TREN.BISNISMARKET.COM - Perubahan signifikan terjadi dalam peta investasi asing di Indonesia pada kuartal kedua tahun 2026. Untuk pertama kalinya dalam satu dekade terakhir, Hong Kong berhasil menggeser posisi Singapura sebagai sumber investasi asing terbesar yang masuk ke tanah air.
Fenomena ini diungkapkan langsung oleh Menteri Investasi dan Hilirisasi/Kepala Badan Koordinasi Penanaman Modal (BKPM), Rosan Perkasa Roeslani. Pergeseran ini menjadi catatan penting dalam tren penanaman modal asing di Indonesia.
Perubahan tersebut secara langsung sejalan dengan peningkatan agresivitas investasi yang berasal dari Tiongkok. Dana-dana investasi dari Tiongkok tersebut sebagian besar masuk ke Indonesia melalui jalur Hong Kong, menjadikannya sebagai pintu masuk utama.
"Untuk pertama kalinya dalam 10 tahun terakhir, China investasinya lebih agresif melalui Hong Kong, sehingga tempat pertama dari investasi di kuartal kedua ini ditempati oleh Hong Kong," ujar Rosan Perkasa Roeslani saat menyampaikan laporan realisasi investasi semester I/2026 di Kantor Presiden, Jakarta, pada Kamis (16/7/2026).

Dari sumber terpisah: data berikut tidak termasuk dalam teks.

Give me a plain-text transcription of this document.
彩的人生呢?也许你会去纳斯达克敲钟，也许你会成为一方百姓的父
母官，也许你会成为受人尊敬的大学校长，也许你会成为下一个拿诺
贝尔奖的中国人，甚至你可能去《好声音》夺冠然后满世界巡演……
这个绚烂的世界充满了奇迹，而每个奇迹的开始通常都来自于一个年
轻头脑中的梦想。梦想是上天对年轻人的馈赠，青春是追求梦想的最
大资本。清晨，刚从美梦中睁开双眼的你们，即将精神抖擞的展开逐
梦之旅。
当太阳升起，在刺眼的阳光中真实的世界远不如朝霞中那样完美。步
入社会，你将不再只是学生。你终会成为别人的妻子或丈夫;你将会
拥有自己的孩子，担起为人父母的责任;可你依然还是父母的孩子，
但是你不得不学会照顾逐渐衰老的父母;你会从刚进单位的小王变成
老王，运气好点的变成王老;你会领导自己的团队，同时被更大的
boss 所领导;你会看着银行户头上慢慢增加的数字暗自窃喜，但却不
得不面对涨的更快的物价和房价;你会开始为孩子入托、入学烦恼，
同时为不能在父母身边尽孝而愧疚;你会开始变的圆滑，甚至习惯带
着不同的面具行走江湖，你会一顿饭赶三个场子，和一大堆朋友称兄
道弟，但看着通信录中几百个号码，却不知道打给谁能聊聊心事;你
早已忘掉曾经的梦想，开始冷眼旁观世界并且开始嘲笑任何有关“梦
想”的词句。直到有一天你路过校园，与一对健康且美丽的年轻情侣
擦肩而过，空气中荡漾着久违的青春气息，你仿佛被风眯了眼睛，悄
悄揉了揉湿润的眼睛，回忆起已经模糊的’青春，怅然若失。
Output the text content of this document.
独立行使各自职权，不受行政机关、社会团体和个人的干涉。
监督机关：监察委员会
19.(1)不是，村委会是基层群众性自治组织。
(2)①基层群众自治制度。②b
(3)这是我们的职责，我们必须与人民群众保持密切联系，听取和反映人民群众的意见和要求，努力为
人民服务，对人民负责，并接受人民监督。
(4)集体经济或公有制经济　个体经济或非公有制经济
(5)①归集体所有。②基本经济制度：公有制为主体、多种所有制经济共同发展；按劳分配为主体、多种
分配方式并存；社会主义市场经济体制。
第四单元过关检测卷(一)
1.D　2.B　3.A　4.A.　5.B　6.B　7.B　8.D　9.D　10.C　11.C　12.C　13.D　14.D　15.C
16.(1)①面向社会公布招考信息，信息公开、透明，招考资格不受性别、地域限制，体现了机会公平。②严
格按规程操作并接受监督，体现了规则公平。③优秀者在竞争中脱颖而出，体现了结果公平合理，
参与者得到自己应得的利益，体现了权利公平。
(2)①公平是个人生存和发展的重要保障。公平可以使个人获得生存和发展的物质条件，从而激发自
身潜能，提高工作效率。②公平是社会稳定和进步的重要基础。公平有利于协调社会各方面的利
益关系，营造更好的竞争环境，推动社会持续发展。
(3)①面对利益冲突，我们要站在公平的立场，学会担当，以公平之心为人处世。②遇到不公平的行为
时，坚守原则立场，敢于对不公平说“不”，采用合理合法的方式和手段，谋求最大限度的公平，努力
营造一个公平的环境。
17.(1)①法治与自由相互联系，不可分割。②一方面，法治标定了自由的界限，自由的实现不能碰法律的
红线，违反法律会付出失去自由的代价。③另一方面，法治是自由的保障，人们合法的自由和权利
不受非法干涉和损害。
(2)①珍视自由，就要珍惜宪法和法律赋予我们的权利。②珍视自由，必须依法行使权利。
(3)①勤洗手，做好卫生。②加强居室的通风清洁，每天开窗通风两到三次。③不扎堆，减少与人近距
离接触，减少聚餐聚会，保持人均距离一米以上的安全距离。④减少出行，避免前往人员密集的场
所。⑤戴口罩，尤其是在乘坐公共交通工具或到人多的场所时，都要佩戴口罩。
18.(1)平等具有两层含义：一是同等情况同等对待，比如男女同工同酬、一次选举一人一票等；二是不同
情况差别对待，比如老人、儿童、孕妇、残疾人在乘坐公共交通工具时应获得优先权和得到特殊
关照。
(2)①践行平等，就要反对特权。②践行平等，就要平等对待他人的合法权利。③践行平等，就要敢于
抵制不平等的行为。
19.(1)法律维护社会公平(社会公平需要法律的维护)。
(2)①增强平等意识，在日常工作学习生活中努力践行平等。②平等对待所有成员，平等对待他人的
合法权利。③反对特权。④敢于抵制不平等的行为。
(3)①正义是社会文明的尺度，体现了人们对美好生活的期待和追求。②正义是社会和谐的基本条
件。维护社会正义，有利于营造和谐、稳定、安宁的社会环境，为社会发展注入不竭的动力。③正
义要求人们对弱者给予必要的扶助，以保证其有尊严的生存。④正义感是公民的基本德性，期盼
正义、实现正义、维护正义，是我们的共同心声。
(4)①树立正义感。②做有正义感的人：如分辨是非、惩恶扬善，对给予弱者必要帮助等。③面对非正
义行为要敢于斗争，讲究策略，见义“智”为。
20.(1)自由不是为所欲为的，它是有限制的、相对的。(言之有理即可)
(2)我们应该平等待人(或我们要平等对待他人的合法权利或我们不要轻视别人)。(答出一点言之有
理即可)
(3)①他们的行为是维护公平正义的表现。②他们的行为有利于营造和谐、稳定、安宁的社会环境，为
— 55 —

Selama periode April hingga Juni 2026, total investasi yang berhasil dihimpun dari Hong Kong mencapai angka fantastis sebesar US$5,5 miliar. Angka ini menempatkan Hong Kong di posisi teratas daftar negara investor terbesar.
Di bawah Hong Kong, Singapura menempati urutan kedua dengan realisasi investasi sebesar US$4,2 miliar. Tiongkok menyusul di peringkat ketiga dengan nilai investasi US$1,7 miliar, diikuti oleh Jepang senilai US$900 juta, dan Malaysia dengan US$700 juta.
Setelah kelima negara tersebut, daftar investor asing terbesar ke Indonesia pada kuartal II/2026 masih diisi oleh negara-negara seperti Korea Selatan, Belanda, dan sejumlah negara lainnya yang turut berkontribusi pada pertumbuhan ekonomi nasional.
Selain melihat asal negara para investor, laporan juga memaparkan distribusi investasi asing berdasarkan provinsi. Pada kuartal II/2026, Provinsi Maluku Utara berhasil menjadi tujuan utama penanaman modal asing (PMA) dengan nilai investasi yang mencapai Rp39,5 triliun.
"Yang mungkin cukup menarik, PMA di Maluku Utara peningkatannya cukup tajam dan menempati peringkat pertama," kata Rosan Perkasa Roeslani mengenai lonjakan investasi di wilayah tersebut.